David, break down Williams' strengths and weaknesses based on what you've seen throughout his career at Texas.
David Ubben: It's kind of an interesting situation, because he's played everywhere. He fit in the rotation wherever he could as a freshman. But to get on the field your first year at Texas and be such a big contributor, that's an accomplishment in itself. He blocked about four punts also. He played more of a traditional corner the last two years and worked a lot at nickelback as well. He's played everywhere, but he's got a ton of size. I've heard at the NFL level some teams may want him at safety, because he's a big hitter. But he also has speed. He's talented as a cover guy, but for him the only weakness is he's not really locked into any position. He can play everywhere. He didn't necessarily get a whole lot better as his career went on, and I think part of that was because he had to move around.
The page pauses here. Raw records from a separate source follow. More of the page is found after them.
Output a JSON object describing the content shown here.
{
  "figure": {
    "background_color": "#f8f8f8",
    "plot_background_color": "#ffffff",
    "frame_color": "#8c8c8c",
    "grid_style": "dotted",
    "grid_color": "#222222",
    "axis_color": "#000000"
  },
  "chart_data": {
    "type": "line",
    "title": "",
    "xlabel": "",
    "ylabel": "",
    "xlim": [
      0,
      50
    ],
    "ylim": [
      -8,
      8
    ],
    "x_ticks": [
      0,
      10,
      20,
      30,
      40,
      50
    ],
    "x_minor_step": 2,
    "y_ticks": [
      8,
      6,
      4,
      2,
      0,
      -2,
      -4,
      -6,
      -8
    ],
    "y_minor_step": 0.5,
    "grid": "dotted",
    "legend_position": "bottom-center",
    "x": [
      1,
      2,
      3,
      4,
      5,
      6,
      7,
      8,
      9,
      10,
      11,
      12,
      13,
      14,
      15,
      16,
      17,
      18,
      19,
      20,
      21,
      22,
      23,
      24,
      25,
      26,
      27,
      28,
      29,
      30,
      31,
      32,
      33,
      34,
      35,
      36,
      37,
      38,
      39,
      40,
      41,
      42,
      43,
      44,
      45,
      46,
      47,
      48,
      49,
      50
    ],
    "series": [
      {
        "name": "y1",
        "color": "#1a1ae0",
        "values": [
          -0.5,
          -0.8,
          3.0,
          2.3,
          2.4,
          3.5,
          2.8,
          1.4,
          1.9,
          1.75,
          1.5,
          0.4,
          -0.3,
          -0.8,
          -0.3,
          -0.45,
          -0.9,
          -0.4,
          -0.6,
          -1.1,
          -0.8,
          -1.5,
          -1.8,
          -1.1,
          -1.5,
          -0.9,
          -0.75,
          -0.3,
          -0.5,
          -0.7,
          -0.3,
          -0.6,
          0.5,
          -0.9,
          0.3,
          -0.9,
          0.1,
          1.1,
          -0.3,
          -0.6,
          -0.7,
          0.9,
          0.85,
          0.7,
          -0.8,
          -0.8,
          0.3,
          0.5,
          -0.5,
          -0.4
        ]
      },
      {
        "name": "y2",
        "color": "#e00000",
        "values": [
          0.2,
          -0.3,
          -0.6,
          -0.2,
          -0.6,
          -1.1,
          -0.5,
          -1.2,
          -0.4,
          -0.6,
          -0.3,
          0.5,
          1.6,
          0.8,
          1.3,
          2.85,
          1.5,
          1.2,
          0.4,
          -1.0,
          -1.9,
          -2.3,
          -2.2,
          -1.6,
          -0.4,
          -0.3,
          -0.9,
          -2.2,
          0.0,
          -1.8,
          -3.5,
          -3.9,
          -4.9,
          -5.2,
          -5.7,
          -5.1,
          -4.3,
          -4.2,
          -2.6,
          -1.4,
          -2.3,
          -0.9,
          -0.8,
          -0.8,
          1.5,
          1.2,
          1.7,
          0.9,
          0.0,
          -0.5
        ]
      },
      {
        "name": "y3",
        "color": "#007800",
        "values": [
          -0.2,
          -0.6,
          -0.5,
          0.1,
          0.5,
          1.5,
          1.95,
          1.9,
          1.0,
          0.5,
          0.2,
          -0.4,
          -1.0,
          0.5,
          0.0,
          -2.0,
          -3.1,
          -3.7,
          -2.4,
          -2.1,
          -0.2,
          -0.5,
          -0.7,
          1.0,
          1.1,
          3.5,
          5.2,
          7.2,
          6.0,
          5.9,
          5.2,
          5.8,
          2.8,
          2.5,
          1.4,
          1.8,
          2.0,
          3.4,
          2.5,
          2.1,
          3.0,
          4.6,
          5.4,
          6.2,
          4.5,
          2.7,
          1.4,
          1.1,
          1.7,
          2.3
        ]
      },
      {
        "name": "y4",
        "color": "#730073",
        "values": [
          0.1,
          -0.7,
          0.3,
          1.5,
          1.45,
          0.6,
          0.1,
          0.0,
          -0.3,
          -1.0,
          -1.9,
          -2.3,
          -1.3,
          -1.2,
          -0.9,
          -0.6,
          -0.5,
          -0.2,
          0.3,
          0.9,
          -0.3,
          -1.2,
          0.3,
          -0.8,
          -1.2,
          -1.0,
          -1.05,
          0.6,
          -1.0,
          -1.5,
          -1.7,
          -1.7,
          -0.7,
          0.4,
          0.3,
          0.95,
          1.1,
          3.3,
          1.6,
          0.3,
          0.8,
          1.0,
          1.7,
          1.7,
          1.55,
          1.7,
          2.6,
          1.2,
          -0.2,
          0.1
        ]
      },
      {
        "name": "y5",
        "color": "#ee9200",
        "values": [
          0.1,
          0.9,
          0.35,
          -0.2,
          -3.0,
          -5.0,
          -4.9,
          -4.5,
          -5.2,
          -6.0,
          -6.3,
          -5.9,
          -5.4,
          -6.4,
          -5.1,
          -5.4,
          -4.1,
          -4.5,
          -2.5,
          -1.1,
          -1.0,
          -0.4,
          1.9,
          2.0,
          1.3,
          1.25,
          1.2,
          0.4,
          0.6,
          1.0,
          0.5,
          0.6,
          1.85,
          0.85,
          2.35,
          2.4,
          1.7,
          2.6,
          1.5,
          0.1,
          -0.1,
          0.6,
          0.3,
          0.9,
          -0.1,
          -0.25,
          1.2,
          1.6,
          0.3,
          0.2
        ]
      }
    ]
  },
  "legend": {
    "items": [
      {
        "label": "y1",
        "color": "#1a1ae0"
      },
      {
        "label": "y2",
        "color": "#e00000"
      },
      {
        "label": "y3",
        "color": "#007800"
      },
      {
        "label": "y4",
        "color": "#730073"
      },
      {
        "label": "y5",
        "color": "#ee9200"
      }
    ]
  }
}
You mentioned the corner vs. safety debate. What position do you think suits Williams best at the next level?
Ubben: It's going to depend on the team. I think he has the capability to play both, but he will have a lot more of a learning curve to play safety. If he's going to play safety, I think you have to give him a little bit of time. But at corner he can step right in and do really well at it. So it kind of depends on the team. If you need help right now, you play Williams at corner. If you want help later and you can wait some time to develop him, help him learn on the fly and make some mistakes, then it's safety. If you want him there, I think he can play safety eventually.
Lastly, how does Williams rate with other good corners you've seen last season?
Ubben: The thing with Williams, he has so much more raw talent of any of the corners in the draft. He looked like an elite guy early in his career. But probably some guys passed him now and are a little bit better. But in terms of raw talent, he's certainly up there with just about anybody.